In an update to the Bitcoin protocol Ordinals, the newly appointed chief maintainer, Raph, has merged an update titled “Recursive Inscriptions” (Update no. 2167) into the Ordinals codebase on GitHub. This update, originally proposed by Ordinals creator, Casey Rodarmor, has unlocked several powerful uses by permitting inscriptions to request the content of other inscriptions through a unique syntax, “/-/content/:inscription_id”.
According to developer Leonidas, this simple change has opened up innovative ways to interact with the Bitcoin network. One use case is in creating Profile Picture (PFP) collections. Instead of engraving 10,000 individual JPEG files for a PFP collection, which would be extremely costly, it is now possible to inscribe 200 features from the collection and create 10,000 inscriptions. Each inscription uses a small piece of code to request the features and programmatically render the image.
This ingenious approach allows artworks to be stored on-chain in a more efficient manner. For instance, in the case of Bitcoin Apes, this update could potentially save over $1 million in transaction fees.
Furthermore, the Ordinals update also allows many code packages to be fully inscribed onto the Bitcoin chain. Since the content being called is code (in text form), it is of minimal size. This breakthrough facilitates inscriptions to bypass the Bitcoin block size limit of 4MB. This could potentially enable the entire complex 3D video game to be fully on-chained onto Bitcoin.

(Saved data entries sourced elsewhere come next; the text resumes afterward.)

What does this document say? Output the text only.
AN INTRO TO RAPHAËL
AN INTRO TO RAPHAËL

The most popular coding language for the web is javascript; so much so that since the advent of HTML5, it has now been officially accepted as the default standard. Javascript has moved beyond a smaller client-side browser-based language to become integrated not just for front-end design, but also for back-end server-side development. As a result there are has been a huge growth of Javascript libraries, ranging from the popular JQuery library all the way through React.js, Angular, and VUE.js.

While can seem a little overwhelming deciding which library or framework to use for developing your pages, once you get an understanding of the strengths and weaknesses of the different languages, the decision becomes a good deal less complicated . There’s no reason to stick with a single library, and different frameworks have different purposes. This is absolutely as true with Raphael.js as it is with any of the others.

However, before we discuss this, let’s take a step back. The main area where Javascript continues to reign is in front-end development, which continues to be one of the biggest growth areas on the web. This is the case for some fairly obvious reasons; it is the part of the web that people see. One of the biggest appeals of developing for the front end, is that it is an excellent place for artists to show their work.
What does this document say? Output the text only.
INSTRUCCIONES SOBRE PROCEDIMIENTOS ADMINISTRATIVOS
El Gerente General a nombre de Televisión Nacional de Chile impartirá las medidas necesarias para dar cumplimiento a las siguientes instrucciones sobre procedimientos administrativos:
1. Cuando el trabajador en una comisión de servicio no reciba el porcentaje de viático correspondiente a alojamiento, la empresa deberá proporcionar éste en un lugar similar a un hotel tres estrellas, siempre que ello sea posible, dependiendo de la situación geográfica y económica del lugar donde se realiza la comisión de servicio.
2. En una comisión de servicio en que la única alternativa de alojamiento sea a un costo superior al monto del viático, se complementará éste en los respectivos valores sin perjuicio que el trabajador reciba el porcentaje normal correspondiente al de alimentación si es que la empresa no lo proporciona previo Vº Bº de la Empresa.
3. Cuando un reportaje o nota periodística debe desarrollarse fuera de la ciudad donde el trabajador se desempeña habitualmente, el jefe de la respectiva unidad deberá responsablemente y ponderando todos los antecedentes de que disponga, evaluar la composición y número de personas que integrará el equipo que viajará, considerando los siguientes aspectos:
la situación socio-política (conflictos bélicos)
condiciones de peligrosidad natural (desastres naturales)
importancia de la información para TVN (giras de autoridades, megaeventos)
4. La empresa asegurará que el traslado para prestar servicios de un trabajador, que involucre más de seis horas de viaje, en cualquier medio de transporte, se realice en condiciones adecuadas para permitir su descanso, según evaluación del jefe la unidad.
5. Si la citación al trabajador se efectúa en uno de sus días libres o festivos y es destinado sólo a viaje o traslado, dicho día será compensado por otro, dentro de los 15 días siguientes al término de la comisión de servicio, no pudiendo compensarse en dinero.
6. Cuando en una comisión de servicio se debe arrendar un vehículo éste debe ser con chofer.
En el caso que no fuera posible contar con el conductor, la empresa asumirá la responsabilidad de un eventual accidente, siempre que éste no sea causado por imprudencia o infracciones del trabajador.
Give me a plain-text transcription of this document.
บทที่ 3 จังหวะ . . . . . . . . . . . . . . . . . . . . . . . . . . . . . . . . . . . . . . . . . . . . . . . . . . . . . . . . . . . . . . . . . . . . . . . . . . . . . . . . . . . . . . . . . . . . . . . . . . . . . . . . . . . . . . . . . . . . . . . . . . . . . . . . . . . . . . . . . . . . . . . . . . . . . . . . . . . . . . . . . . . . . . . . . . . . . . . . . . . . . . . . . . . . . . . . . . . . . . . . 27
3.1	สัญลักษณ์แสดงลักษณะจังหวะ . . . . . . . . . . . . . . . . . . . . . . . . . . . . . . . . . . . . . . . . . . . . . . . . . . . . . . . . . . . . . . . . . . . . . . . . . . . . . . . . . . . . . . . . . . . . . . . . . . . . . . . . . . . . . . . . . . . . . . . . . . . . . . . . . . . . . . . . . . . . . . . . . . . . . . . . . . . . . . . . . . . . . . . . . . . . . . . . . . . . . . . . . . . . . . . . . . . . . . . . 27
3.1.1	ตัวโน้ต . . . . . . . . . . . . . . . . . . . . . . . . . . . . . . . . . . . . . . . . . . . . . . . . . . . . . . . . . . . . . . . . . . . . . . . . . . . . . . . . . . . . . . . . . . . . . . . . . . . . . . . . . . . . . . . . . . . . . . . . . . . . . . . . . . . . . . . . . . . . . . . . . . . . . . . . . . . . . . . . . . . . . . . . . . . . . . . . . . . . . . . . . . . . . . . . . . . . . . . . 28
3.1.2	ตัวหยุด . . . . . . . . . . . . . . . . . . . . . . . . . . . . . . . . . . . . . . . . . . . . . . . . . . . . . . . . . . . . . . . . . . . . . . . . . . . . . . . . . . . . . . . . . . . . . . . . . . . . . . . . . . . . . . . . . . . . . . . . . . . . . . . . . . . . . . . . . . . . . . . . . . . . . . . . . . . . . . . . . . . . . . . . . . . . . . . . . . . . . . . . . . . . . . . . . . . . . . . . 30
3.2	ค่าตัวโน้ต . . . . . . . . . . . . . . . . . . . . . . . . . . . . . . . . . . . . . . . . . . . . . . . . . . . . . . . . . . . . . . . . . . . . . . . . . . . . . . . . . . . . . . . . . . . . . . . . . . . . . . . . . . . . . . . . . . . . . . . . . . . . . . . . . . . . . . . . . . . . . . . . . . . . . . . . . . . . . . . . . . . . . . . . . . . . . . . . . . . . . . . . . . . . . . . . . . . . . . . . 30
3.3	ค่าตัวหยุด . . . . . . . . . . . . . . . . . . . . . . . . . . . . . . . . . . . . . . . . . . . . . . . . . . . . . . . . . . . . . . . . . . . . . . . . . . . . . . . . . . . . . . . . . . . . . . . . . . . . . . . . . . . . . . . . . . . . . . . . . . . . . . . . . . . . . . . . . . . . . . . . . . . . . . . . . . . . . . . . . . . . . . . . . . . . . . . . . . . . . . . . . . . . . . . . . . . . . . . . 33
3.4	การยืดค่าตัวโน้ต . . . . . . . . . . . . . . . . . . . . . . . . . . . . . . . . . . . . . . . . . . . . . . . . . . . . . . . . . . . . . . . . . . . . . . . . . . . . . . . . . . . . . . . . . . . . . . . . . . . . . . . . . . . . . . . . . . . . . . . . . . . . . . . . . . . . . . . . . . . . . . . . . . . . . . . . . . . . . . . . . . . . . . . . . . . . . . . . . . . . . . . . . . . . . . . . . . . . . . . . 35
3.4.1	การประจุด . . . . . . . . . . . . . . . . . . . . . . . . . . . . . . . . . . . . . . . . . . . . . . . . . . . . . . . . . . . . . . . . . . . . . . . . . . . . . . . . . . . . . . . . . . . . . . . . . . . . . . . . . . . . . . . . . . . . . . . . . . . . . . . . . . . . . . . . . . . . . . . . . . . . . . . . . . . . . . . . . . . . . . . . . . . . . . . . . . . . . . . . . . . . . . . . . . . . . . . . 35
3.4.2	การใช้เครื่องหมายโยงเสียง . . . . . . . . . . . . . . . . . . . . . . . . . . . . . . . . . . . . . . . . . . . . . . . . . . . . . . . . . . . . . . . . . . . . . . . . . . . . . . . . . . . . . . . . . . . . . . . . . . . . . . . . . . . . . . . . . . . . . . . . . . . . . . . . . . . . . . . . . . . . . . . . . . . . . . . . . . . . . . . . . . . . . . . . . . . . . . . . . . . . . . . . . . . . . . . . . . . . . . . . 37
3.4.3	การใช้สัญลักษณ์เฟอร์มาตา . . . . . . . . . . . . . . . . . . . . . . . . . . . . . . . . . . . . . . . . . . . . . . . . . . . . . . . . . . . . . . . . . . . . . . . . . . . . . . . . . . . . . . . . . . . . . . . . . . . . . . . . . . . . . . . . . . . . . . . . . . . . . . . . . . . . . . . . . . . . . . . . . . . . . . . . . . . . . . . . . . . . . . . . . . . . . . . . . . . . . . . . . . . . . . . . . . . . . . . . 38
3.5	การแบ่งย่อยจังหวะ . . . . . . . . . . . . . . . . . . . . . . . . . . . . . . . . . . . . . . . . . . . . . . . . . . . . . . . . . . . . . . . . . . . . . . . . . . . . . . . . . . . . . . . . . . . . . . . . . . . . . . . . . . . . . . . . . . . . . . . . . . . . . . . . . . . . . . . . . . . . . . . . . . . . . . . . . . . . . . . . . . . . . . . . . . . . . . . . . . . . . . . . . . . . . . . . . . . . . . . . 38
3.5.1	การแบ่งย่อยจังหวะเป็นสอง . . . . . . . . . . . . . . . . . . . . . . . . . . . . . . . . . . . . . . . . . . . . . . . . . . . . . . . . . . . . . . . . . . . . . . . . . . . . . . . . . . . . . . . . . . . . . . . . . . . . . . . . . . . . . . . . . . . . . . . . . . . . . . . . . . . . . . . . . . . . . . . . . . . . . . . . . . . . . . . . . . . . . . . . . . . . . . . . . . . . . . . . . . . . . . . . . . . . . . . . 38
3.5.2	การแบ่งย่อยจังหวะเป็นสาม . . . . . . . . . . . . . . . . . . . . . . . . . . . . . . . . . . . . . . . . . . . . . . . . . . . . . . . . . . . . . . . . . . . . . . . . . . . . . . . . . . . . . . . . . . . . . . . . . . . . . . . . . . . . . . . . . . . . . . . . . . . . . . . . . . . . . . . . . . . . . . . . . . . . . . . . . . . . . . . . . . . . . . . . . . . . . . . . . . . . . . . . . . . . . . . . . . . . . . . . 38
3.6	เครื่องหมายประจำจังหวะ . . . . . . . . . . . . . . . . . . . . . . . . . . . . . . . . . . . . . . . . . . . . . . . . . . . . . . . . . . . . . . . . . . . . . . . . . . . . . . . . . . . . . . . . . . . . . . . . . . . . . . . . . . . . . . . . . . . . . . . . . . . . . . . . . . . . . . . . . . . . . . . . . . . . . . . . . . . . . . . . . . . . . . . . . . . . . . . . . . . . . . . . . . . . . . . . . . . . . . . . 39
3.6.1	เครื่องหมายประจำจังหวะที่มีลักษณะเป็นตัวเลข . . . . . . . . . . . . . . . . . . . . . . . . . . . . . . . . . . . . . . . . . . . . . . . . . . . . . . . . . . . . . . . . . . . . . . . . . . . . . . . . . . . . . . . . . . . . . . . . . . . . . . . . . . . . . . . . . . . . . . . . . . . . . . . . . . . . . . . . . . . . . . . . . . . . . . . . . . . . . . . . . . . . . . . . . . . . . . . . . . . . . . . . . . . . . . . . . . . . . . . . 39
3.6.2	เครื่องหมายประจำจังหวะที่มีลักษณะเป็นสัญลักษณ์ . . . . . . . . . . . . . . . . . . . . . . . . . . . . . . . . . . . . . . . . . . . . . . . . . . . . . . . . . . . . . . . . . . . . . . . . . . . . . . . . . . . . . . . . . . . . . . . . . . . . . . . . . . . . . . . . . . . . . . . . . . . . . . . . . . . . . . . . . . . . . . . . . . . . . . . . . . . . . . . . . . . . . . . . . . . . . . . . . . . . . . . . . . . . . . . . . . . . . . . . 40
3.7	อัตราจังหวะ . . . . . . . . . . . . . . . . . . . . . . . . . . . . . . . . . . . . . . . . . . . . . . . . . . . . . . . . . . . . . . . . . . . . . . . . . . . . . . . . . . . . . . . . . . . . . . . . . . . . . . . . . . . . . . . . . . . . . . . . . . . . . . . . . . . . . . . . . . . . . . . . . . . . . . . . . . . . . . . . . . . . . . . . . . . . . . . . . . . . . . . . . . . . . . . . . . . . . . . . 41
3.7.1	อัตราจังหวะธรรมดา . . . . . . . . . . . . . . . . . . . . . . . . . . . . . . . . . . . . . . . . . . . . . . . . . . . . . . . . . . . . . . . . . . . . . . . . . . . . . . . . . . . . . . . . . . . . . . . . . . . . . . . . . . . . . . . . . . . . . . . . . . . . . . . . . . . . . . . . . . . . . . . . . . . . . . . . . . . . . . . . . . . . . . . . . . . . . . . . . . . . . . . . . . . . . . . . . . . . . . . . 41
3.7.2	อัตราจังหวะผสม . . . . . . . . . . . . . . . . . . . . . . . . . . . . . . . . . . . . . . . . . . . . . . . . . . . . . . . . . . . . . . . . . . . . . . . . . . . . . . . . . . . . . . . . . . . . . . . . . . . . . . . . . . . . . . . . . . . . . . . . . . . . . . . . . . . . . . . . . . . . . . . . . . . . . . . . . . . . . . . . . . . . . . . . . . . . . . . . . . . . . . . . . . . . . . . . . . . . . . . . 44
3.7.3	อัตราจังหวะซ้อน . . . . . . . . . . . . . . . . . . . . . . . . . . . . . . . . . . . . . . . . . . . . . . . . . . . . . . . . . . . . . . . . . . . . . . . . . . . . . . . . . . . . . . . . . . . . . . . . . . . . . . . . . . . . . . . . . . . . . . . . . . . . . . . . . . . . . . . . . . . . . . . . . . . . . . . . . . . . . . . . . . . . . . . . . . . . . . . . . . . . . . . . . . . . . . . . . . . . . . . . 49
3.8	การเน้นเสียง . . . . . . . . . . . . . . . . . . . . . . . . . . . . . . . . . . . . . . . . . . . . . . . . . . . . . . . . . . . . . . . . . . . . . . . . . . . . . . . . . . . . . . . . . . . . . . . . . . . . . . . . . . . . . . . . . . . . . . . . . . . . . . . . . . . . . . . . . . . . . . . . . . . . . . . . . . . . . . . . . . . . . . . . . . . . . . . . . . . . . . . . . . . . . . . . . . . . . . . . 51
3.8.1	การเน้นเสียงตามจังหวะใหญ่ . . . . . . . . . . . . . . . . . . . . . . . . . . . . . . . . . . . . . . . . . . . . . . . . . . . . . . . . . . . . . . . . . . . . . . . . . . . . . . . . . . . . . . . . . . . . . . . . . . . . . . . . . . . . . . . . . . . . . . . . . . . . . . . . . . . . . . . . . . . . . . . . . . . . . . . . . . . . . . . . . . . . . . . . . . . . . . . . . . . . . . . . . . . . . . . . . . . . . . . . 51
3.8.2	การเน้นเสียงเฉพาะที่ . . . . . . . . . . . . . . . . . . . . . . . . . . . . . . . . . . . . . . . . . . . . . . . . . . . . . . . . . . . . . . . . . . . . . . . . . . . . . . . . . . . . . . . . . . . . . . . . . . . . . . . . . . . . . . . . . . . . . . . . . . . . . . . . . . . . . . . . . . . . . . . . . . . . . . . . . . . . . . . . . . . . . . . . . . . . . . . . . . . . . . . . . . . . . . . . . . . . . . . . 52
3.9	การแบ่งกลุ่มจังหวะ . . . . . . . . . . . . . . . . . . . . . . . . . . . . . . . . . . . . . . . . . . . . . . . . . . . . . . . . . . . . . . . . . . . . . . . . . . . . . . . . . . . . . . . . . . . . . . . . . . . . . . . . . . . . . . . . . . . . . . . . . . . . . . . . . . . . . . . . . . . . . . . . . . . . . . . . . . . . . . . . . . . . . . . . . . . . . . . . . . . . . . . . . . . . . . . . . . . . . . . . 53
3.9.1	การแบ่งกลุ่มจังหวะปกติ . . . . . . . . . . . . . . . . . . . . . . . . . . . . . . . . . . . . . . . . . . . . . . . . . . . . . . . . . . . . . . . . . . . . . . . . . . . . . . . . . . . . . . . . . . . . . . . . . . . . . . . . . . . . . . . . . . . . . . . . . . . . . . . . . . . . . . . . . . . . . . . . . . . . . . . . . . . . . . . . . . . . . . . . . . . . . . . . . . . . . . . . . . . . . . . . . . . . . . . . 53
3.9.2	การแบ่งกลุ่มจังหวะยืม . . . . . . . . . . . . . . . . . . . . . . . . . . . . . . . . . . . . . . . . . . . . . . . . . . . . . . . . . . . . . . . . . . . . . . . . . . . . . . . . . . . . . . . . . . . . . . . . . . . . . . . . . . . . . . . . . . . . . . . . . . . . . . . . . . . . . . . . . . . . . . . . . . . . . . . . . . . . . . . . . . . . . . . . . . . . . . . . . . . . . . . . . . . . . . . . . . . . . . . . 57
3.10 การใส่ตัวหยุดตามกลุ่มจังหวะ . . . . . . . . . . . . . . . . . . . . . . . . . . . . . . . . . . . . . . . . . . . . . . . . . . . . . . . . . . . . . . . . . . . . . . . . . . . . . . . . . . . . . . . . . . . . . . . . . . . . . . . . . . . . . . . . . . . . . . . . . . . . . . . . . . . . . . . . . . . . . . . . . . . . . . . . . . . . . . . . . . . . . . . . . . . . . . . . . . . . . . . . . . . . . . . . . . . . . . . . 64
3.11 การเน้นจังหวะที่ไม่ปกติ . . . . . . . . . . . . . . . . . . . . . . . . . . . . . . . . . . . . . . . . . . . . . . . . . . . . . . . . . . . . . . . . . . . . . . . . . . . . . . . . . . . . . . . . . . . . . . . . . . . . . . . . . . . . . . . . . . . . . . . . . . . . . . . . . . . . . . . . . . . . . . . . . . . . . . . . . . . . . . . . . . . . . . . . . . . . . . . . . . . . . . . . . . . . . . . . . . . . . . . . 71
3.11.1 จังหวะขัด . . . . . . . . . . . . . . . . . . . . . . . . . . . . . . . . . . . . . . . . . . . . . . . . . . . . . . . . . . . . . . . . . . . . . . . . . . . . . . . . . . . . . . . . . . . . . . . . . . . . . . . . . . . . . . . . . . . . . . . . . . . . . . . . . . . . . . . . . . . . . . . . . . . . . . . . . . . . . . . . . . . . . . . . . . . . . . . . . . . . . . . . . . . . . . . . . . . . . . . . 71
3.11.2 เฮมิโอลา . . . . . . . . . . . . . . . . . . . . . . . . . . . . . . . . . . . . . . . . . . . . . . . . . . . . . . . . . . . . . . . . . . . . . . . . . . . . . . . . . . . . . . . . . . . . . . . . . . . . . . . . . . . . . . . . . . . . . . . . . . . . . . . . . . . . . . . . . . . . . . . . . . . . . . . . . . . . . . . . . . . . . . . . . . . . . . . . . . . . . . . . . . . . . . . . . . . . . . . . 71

Ordinals is a protocol associated with Bitcoin. It allows for “inscriptions” (similar to NFT) or data entries to be added to the Bitcoin blockchain. These inscriptions can contain any type of data, including text, images, or code, allowing for a wide range of applications beyond mere cryptocurrency transactions. The recent update has now significantly broadened the scope and potential applications of this technology.